Byron Wien, chief investment strategist for Pequot Capital, expects oil prices to rise amid an economic rebound next year.
He told CNBC that energy prices have essentially bottomed, though they could slip a bit further.
“I think they’ll be higher next year, possibly a lot higher, because I think the world economy will recover late in the year.”
As a result, Wien views energy stocks as attractive. But he sees corporate bonds as the “most attractive” investment area.
“You get a very good current return, close to 10 percent in quality corporate bonds, and the possibility of capital appreciation as well.”
Stocks won’t be able to recover before corporate bonds, Wien maintains.

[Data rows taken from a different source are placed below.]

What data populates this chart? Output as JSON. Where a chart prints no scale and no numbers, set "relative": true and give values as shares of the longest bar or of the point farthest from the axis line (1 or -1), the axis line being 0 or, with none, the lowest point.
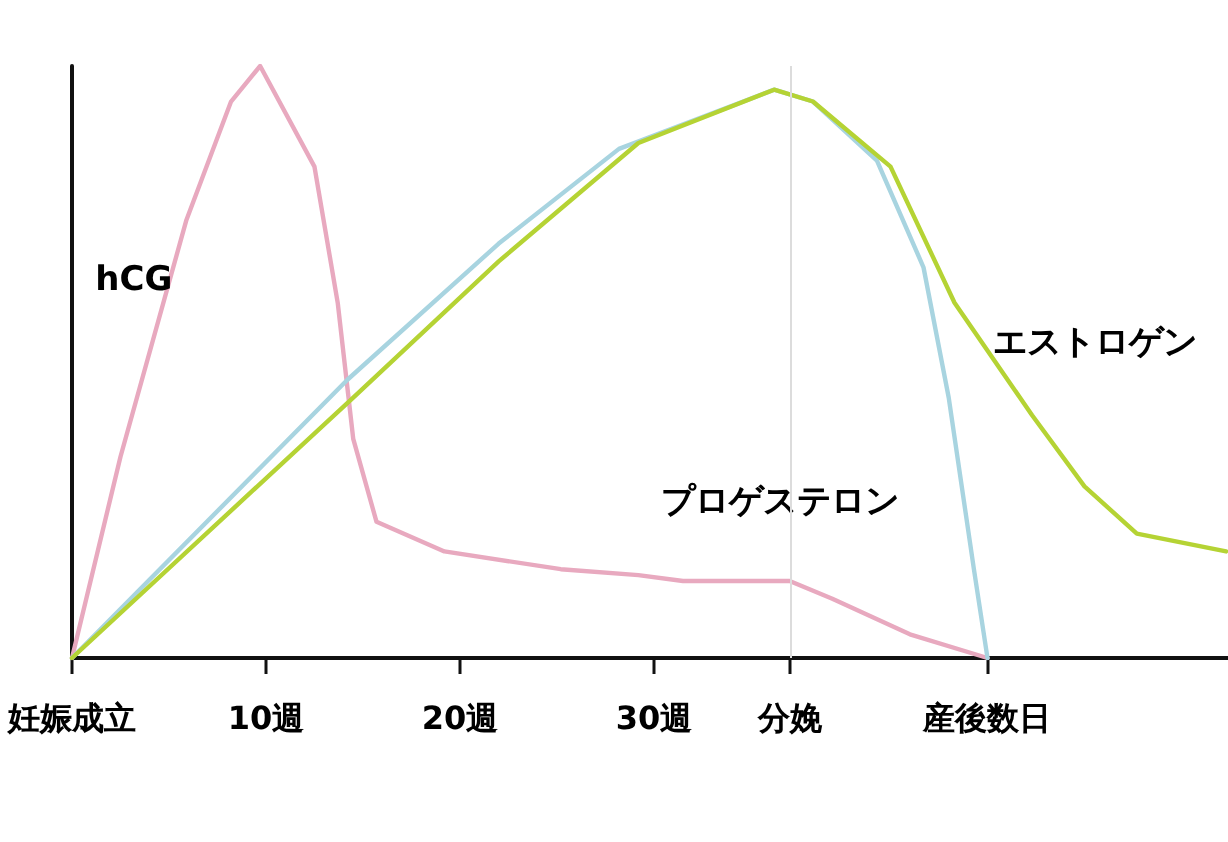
{
  "chart_data": {
    "type": "line",
    "relative": true,
    "marker": "none",
    "line_style": "solid",
    "grid": false,
    "legend": false,
    "xlim": [
      0,
      59.6
    ],
    "xticks": [
      {
        "value": 0,
        "label": "妊娠成立"
      },
      {
        "value": 10,
        "label": "10週"
      },
      {
        "value": 20,
        "label": "20週"
      },
      {
        "value": 30,
        "label": "30週"
      },
      {
        "value": 37,
        "label": "分娩"
      },
      {
        "value": 47.2,
        "label": "産後数日"
      }
    ],
    "ref_lines": [
      {
        "axis": "x",
        "value": 37,
        "color": "#dcdcdc"
      }
    ],
    "series": [
      {
        "name": "hCG",
        "color": "#e8a9bf",
        "x": [
          0,
          2.5,
          5.9,
          8.2,
          9.7,
          12.5,
          13.7,
          14.5,
          15.7,
          19.2,
          25.2,
          29.2,
          31.5,
          37,
          39.2,
          43.2,
          47.2
        ],
        "values": [
          0,
          0.34,
          0.74,
          0.94,
          1,
          0.83,
          0.6,
          0.37,
          0.23,
          0.18,
          0.15,
          0.14,
          0.13,
          0.13,
          0.1,
          0.04,
          0
        ]
      },
      {
        "name": "プロゲステロン",
        "color": "#a8d4e0",
        "x": [
          0,
          14.2,
          22,
          28.2,
          36.2,
          38.2,
          41.5,
          43.9,
          45.2,
          46.5,
          47.2
        ],
        "values": [
          0,
          0.47,
          0.7,
          0.86,
          0.96,
          0.94,
          0.84,
          0.66,
          0.44,
          0.15,
          0
        ]
      },
      {
        "name": "エストロゲン",
        "color": "#b5d334",
        "x": [
          0,
          14.5,
          22,
          29.2,
          36.2,
          38.2,
          42.2,
          45.5,
          49.5,
          52.2,
          54.9,
          59.5
        ],
        "values": [
          0,
          0.44,
          0.67,
          0.87,
          0.96,
          0.94,
          0.83,
          0.6,
          0.41,
          0.29,
          0.21,
          0.18
        ]
      }
    ]
  }
}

As for municipal bonds, “yields are irresistible: 5 percent triple tax-free,” he says. “But the other side of this is that a lot of state and local governments are in terrible shape.”
Wien foresees a slow economic and market rebound.
“I think the economy’s going to recover, and the market’s going to recover,” he says.
“But it isn’t going to be the snapback recovery that we’ve seen in earlier cycles.”
If the incoming administration's fiscal policies are appropriate, the U.S. economy could begin to grow again in 2010, says NYU economist Nouriel Roubini.
"The only risk is that the recovery of growth could be so weak that it feels like a recession even though we are technically out of it," Roubini told U.S. News.